We try to stretch La Scala as wide as possible because one tends to situate Italian repertoire only between Verdi and Puccini. To present worthy operas that were written before and after is important.

Q: It must be a difficult time for opera for Italy, given shrinking public funds.

A: That is the big challenge of running this house. I have to spend my time collecting money.

If I only look in Italy, I reach a limit. And the question arises: Who else might want to finance an institution of worldwide importance?

Politically, one could wonder whether the European Union would be interested in La Scala. But that is much too long term. If I want to solve a problem in the short or midterm, then I have to find private money.

Who is investing in Europe at the moment? The Saudis, the Chinese, the Russians.

Q: You weren’t concerned about the cultural differences if a Saudi native had joined the board?

A: In the big European banks, if there is one [foreign] board member, the board does not break into shambles.
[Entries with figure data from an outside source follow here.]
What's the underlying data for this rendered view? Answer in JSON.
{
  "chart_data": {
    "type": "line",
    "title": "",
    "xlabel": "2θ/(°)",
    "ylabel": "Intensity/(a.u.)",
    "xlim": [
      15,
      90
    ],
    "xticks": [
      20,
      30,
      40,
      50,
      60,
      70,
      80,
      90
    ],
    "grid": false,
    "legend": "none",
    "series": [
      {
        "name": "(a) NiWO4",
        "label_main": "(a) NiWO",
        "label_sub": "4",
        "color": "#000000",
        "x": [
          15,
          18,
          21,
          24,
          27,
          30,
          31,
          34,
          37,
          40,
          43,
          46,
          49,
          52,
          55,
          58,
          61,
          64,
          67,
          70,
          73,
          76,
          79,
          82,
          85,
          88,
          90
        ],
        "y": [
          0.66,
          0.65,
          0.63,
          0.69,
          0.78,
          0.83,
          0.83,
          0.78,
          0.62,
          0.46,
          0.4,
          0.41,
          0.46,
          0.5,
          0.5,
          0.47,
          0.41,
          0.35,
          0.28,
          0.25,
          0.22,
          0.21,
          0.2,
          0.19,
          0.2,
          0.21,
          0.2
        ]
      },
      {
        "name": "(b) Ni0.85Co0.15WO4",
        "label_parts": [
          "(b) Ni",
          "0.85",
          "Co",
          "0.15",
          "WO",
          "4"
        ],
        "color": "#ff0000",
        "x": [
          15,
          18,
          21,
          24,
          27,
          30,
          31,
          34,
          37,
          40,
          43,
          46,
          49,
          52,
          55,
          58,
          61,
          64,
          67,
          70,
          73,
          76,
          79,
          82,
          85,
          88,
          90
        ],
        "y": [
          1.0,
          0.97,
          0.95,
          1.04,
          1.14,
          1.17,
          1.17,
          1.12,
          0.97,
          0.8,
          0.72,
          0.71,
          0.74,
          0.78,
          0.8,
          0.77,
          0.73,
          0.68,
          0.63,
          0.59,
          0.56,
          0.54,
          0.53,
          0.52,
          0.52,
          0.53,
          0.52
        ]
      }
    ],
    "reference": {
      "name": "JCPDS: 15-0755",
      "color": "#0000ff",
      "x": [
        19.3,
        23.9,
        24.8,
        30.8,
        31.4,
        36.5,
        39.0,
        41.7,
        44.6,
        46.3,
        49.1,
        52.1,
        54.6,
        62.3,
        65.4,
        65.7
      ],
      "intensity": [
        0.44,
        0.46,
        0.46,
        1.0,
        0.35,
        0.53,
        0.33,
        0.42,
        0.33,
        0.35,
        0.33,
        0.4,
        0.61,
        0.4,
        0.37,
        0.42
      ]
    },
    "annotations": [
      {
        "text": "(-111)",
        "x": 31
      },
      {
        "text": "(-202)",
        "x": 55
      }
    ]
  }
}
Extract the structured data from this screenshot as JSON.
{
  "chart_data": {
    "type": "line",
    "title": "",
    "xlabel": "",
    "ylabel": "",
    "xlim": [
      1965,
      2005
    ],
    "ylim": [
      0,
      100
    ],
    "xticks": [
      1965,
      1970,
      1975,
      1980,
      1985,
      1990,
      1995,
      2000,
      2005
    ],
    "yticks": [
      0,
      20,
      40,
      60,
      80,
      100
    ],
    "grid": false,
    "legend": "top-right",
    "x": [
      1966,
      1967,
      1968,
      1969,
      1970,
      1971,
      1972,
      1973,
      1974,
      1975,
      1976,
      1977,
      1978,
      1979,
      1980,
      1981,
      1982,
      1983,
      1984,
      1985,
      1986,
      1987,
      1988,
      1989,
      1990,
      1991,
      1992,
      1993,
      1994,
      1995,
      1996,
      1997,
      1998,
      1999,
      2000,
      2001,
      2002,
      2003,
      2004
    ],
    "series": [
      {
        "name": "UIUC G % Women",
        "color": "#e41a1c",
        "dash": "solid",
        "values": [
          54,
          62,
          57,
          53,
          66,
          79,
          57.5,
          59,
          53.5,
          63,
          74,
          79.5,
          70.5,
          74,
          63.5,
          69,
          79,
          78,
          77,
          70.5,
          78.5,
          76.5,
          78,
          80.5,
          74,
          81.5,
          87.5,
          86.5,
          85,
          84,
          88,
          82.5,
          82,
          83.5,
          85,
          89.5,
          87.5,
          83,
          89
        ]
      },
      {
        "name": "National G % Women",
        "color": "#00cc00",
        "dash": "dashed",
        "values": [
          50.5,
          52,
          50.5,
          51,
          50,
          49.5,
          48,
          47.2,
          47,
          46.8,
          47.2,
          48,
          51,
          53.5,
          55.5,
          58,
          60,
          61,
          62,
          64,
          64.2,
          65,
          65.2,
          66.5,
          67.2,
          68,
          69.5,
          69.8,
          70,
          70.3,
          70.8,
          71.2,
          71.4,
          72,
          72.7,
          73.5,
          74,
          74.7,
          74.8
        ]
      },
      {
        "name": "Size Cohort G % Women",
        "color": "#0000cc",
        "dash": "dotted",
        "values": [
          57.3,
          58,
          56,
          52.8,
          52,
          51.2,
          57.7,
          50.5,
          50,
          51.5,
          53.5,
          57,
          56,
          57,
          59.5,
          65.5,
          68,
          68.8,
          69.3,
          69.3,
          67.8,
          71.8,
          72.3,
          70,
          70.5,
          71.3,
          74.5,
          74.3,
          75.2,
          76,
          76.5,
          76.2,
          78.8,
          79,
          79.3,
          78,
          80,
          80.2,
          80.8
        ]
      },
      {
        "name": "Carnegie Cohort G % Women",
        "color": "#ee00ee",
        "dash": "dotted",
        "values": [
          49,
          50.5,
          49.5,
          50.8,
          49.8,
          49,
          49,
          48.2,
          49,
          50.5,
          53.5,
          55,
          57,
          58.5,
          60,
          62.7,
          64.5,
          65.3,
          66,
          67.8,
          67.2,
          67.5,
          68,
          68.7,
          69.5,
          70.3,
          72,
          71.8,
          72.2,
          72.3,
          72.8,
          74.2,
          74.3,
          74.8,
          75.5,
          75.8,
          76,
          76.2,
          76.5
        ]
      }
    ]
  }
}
If seven of 10 members were, then it would probably play a role.

But the important thing is that, in a country that has been without music education for 50 years, a conservatory is being founded. And the people who want to make this conservatory possible are surely not the worst in the world.

Q: Must Europe prepare itself for a future in which cultural institutions are more dependent on private sponsorship?

A: I don’t think that public funds will increase. The money has to come from somewhere. That’s why one has to build a strong private-public partnership.

And galvanize the audience to buy as many tickets as possible. La Scala finances itself through almost 70% of its own earnings.

One has to believe in the power of renewal. Theaters put on fewer productions because they think they have to save money. One closes down ballet ensembles. Total nonsense! On every evening that a ballet is not performed, I have an empty theater.

Q: Are there any bitter feelings that next season could be your last at La Scala?

A: We’ll see what happens. I have planned [the program] until 2022, which is in my contract.

I am a person who always looks forward and not back. Of course there were disappointments. But all in all, I am very grateful for this time in Milan because I have the feeling that I could do a lot for the house, not just nationally but internationally.